Question: Compare Row.names and ID from GSE datasets
4.7 years ago by
PyPer20 wrote:

I am annotating data from a GSE dataset. I want to check that the row.names are equivalent to ID to ensure that there are no mistakes.

gse10072 <- getGEO('gse10072', GSEMATRIX=TRUE)
g72 <- gse10072[[1]]
total <- pData(featureData(g72))

t1 <- data.frame(row.names(total))
t2 <- data.frame(total$ID)

why is it that when I perform a comparison
identical (t1,t2)

the output is false?

I'm sure it seems trivial, but I would like to compare other columns in the future. Why do two seemingly identical data.frames appear to be different?
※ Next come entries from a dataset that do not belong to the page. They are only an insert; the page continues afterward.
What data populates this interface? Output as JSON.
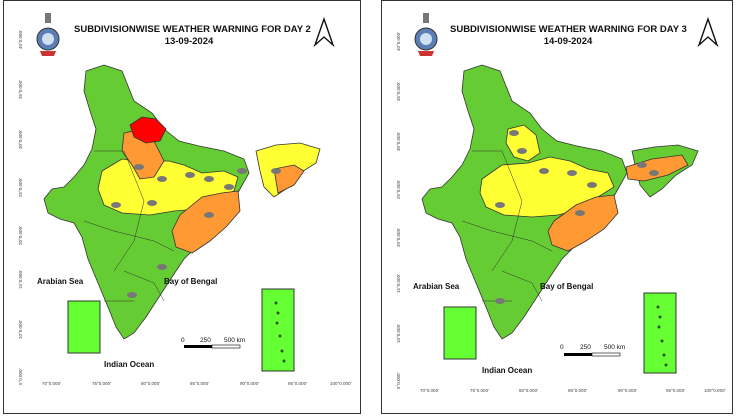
{
  "colors": {
    "no_warning": "#66cc33",
    "watch": "#ffff33",
    "alert": "#ff9933",
    "warning": "#ff0000",
    "inset_fill": "#66ff33",
    "border": "#333333"
  },
  "icons": [
    "emblem-icon",
    "north-arrow-icon",
    "thunderstorm-icon",
    "heavy-rain-icon"
  ],
  "panels": [
    {
      "title": "SUBDIVISIONWISE WEATHER WARNING FOR DAY 2",
      "date": "13-09-2024",
      "sea_labels": {
        "arabian": "Arabian Sea",
        "bengal": "Bay of Bengal",
        "indian": "Indian Ocean"
      },
      "scale": {
        "zero": "0",
        "mid": "250",
        "end": "500 km"
      },
      "x_ticks": [
        "70°0.000'",
        "75°0.000'",
        "80°0.000'",
        "85°0.000'",
        "90°0.000'",
        "95°0.000'",
        "100°0.000'"
      ],
      "y_ticks": [
        "40°0.000'",
        "35°0.000'",
        "30°0.000'",
        "25°0.000'",
        "20°0.000'",
        "15°0.000'",
        "10°0.000'",
        "5°0.000'"
      ],
      "warning_levels": {
        "north_hills": "warning",
        "central_north": "alert",
        "east": "alert",
        "northeast": "alert",
        "central": "watch",
        "rest": "no_warning"
      }
    },
    {
      "title": "SUBDIVISIONWISE WEATHER WARNING FOR DAY 3",
      "date": "14-09-2024",
      "sea_labels": {
        "arabian": "Arabian Sea",
        "bengal": "Bay of Bengal",
        "indian": "Indian Ocean"
      },
      "scale": {
        "zero": "0",
        "mid": "250",
        "end": "500 km"
      },
      "x_ticks": [
        "70°0.000'",
        "75°0.000'",
        "80°0.000'",
        "85°0.000'",
        "90°0.000'",
        "95°0.000'",
        "100°0.000'"
      ],
      "y_ticks": [
        "40°0.000'",
        "35°0.000'",
        "30°0.000'",
        "25°0.000'",
        "20°0.000'",
        "15°0.000'",
        "10°0.000'",
        "5°0.000'"
      ],
      "warning_levels": {
        "north_hills": "no_warning",
        "central_north": "watch",
        "east": "alert",
        "northeast": "alert",
        "central": "watch",
        "rest": "no_warning"
      }
    }
  ]
}
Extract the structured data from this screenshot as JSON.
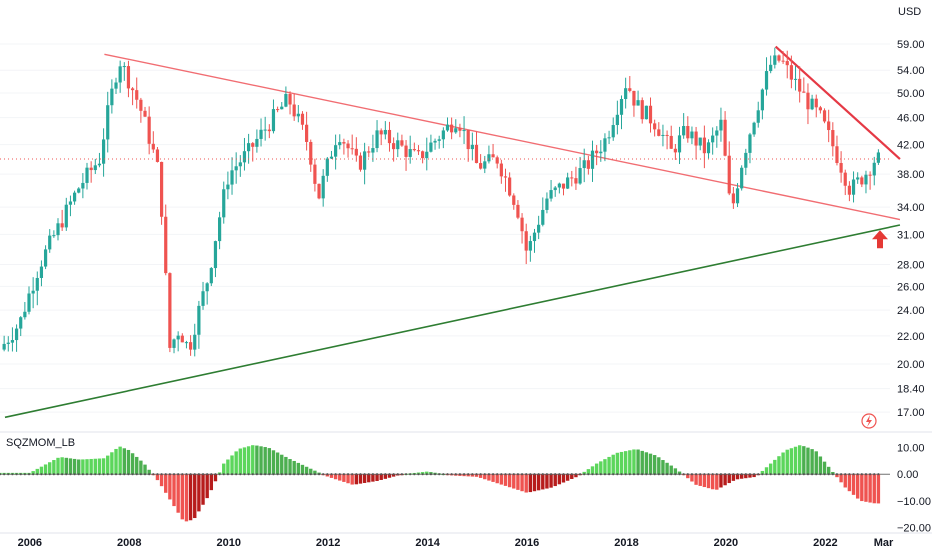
{
  "currency": "USD",
  "indicator_label": "SQZMOM_LB",
  "colors": {
    "up": "#26a69a",
    "down": "#ef5350",
    "resistance": "#f16d72",
    "support": "#2e7d32",
    "downtrend": "#e53945",
    "mom_bright_green": "#5cd65c",
    "mom_dark_green": "#4caf50",
    "mom_bright_red": "#ef5350",
    "mom_dark_red": "#b71c1c",
    "zero_line": "#707070",
    "arrow": "#e53935"
  },
  "chart_data": [
    {
      "type": "line",
      "panel": "price",
      "scale": "log",
      "ylim": [
        16.0,
        64.0
      ],
      "xlim": [
        2005.4,
        2023.3
      ],
      "yticks": [
        "59.00",
        "54.00",
        "50.00",
        "46.00",
        "42.00",
        "38.00",
        "34.00",
        "31.00",
        "28.00",
        "26.00",
        "24.00",
        "22.00",
        "20.00",
        "18.40",
        "17.00"
      ],
      "xticks": [
        "2006",
        "2008",
        "2010",
        "2012",
        "2014",
        "2016",
        "2018",
        "2020",
        "2022",
        "Mar"
      ],
      "current_price": 40.0,
      "x": [
        2005.4,
        2005.8,
        2006.2,
        2006.6,
        2007.0,
        2007.4,
        2007.8,
        2008.2,
        2008.6,
        2008.8,
        2009.0,
        2009.2,
        2009.6,
        2010.0,
        2010.4,
        2010.8,
        2011.2,
        2011.6,
        2011.8,
        2012.2,
        2012.6,
        2013.0,
        2013.4,
        2013.8,
        2014.2,
        2014.6,
        2015.0,
        2015.4,
        2015.8,
        2016.0,
        2016.4,
        2016.8,
        2017.2,
        2017.6,
        2018.0,
        2018.2,
        2018.6,
        2018.9,
        2019.2,
        2019.6,
        2019.9,
        2020.1,
        2020.3,
        2020.6,
        2020.9,
        2021.1,
        2021.3,
        2021.6,
        2021.9,
        2022.2,
        2022.5,
        2022.8,
        2023.0
      ],
      "series": [
        {
          "values": [
            21.0,
            23.0,
            28.0,
            32.0,
            36.5,
            40.0,
            56.0,
            48.0,
            38.0,
            21.0,
            22.5,
            21.0,
            27.0,
            38.0,
            41.0,
            45.0,
            49.0,
            42.0,
            35.0,
            44.0,
            39.0,
            43.5,
            42.0,
            40.0,
            43.0,
            46.0,
            39.0,
            40.0,
            34.0,
            29.0,
            35.0,
            37.0,
            39.0,
            43.0,
            52.0,
            48.0,
            45.0,
            41.0,
            44.0,
            41.0,
            45.0,
            33.0,
            39.0,
            47.0,
            55.0,
            56.0,
            53.0,
            49.0,
            46.0,
            41.0,
            36.0,
            38.0,
            40.0
          ]
        }
      ],
      "lines": [
        {
          "label": "resistance",
          "from": [
            2007.5,
            57.0
          ],
          "to": [
            2023.5,
            32.6
          ]
        },
        {
          "label": "support",
          "from": [
            2005.5,
            16.7
          ],
          "to": [
            2023.5,
            32.0
          ]
        },
        {
          "label": "downtrend",
          "from": [
            2021.0,
            58.5
          ],
          "to": [
            2023.5,
            40.0
          ]
        }
      ],
      "annotation": "up-arrow"
    },
    {
      "type": "bar",
      "panel": "indicator",
      "name": "SQZMOM_LB",
      "ylim": [
        -21,
        14
      ],
      "yticks": [
        "10.00",
        "0.00",
        "−10.00",
        "−20.00"
      ],
      "x": [
        2005.4,
        2006.0,
        2006.6,
        2007.0,
        2007.5,
        2007.8,
        2008.0,
        2008.3,
        2008.6,
        2008.9,
        2009.1,
        2009.3,
        2009.6,
        2009.9,
        2010.2,
        2010.5,
        2010.8,
        2011.2,
        2011.6,
        2012.0,
        2012.5,
        2013.0,
        2013.5,
        2014.0,
        2014.5,
        2015.0,
        2015.5,
        2016.0,
        2016.5,
        2017.0,
        2017.4,
        2017.8,
        2018.2,
        2018.6,
        2019.0,
        2019.4,
        2019.8,
        2020.2,
        2020.6,
        2020.9,
        2021.2,
        2021.5,
        2021.8,
        2022.1,
        2022.4,
        2022.7,
        2023.0
      ],
      "values": [
        0.5,
        0.5,
        6.5,
        5.5,
        6.0,
        10.5,
        9.0,
        4.0,
        -3.0,
        -12.0,
        -18.0,
        -17.0,
        -8.0,
        4.0,
        9.5,
        11.0,
        10.0,
        6.0,
        2.5,
        -1.0,
        -4.0,
        -2.5,
        0.0,
        1.0,
        -0.5,
        -1.0,
        -4.0,
        -7.0,
        -5.0,
        -1.0,
        4.0,
        8.0,
        9.5,
        7.0,
        2.0,
        -4.0,
        -6.0,
        -2.0,
        -1.0,
        4.0,
        9.0,
        11.0,
        9.0,
        2.0,
        -5.0,
        -10.0,
        -11.0
      ]
    }
  ]
}
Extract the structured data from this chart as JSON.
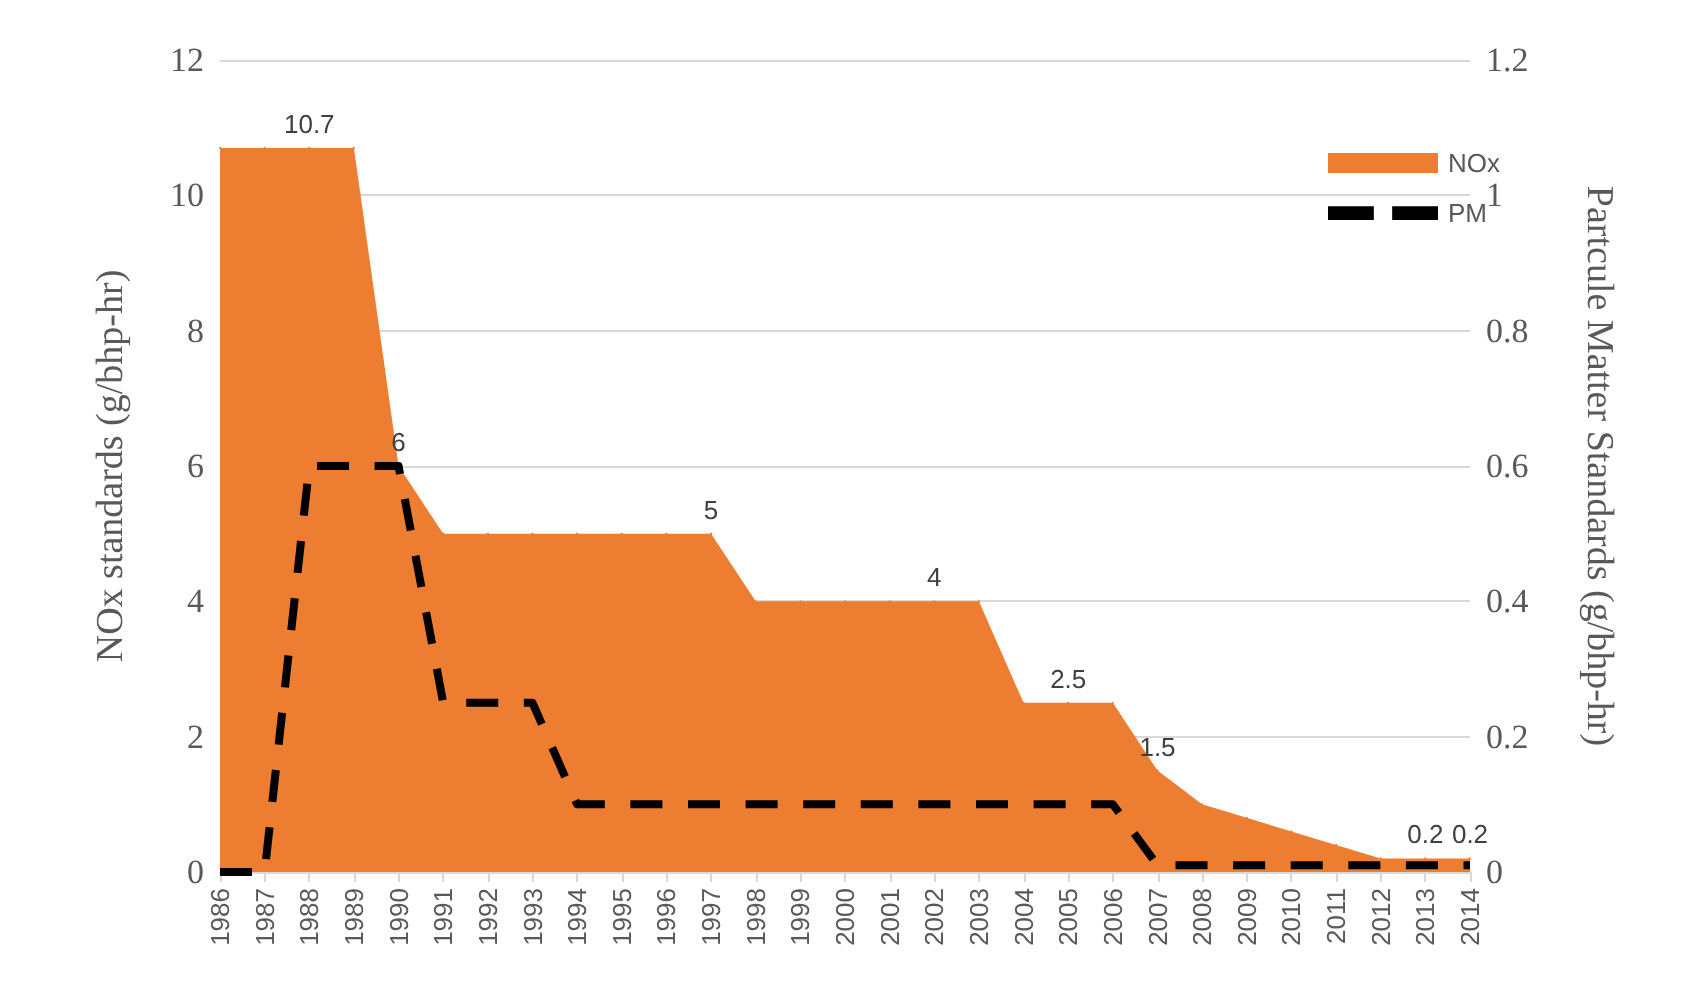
{
  "chart_data": {
    "type": "area",
    "ylabel": "NOx standards (g/bhp-hr)",
    "y2label": "Partcule Matter Standards (g/bhp-hr)",
    "categories": [
      "1986",
      "1987",
      "1988",
      "1989",
      "1990",
      "1991",
      "1992",
      "1993",
      "1994",
      "1995",
      "1996",
      "1997",
      "1998",
      "1999",
      "2000",
      "2001",
      "2002",
      "2003",
      "2004",
      "2005",
      "2006",
      "2007",
      "2008",
      "2009",
      "2010",
      "2011",
      "2012",
      "2013",
      "2014"
    ],
    "series": [
      {
        "name": "NOx",
        "type": "area",
        "color": "#ed7d31",
        "values": [
          10.7,
          10.7,
          10.7,
          10.7,
          6,
          5,
          5,
          5,
          5,
          5,
          5,
          5,
          4,
          4,
          4,
          4,
          4,
          4,
          2.5,
          2.5,
          2.5,
          1.5,
          1.0,
          0.8,
          0.6,
          0.4,
          0.2,
          0.2,
          0.2
        ],
        "value_labels": [
          null,
          null,
          "10.7",
          null,
          "6",
          null,
          null,
          null,
          null,
          null,
          null,
          "5",
          null,
          null,
          null,
          null,
          "4",
          null,
          null,
          "2.5",
          null,
          "1.5",
          null,
          null,
          null,
          null,
          null,
          "0.2",
          "0.2"
        ]
      },
      {
        "name": "PM",
        "type": "line",
        "axis": "y2",
        "color": "#000000",
        "line_style": "dashed",
        "marker": "none",
        "values": [
          0,
          0,
          0.6,
          0.6,
          0.6,
          0.25,
          0.25,
          0.25,
          0.1,
          0.1,
          0.1,
          0.1,
          0.1,
          0.1,
          0.1,
          0.1,
          0.1,
          0.1,
          0.1,
          0.1,
          0.1,
          0.01,
          0.01,
          0.01,
          0.01,
          0.01,
          0.01,
          0.01,
          0.01
        ]
      }
    ],
    "ylim": [
      0,
      12
    ],
    "yticks": [
      0,
      2,
      4,
      6,
      8,
      10,
      12
    ],
    "y2lim": [
      0,
      1.2
    ],
    "y2ticks": [
      0,
      0.2,
      0.4,
      0.6,
      0.8,
      1,
      1.2
    ],
    "grid": "y",
    "legend": "top right"
  }
}
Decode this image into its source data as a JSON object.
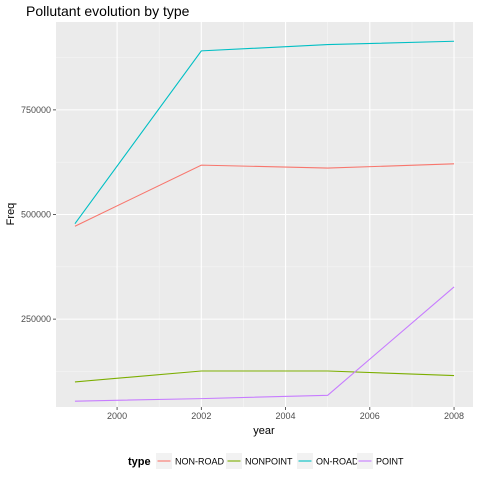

Answer: Compare Row.names and ID from GSE datasets
4.7 years ago by
Sean Davis21k
United States
Sean Davis21k wrote:

The row names are actually derived from the IDs, so there really isn't a need to check, but in case you wanted to:

> library(GEOquery)
> g72 <- getGEO('gse10072', GSEMatrix=TRUE)[[1]]
Found 1 file(s)
Using locally cached version: /var/folders/21/8t47kwys6vqb8606kdfn71780000gn/T//RtmpEmvD0e/GSE10072_series_matrix.txt.gz
Using locally cached version of GPL96 found here:
> total <- fData(g72)
> t1 <- row.names(total)
# Convert to character vector from factor!
> t2 <- as.character(total$ID)
> identical(t1,t2)

Comparing a character vector to a factor (total$ID is a factor) will result in identical() returning FALSE.  However, after converting to a character vector, identical() returns TRUE.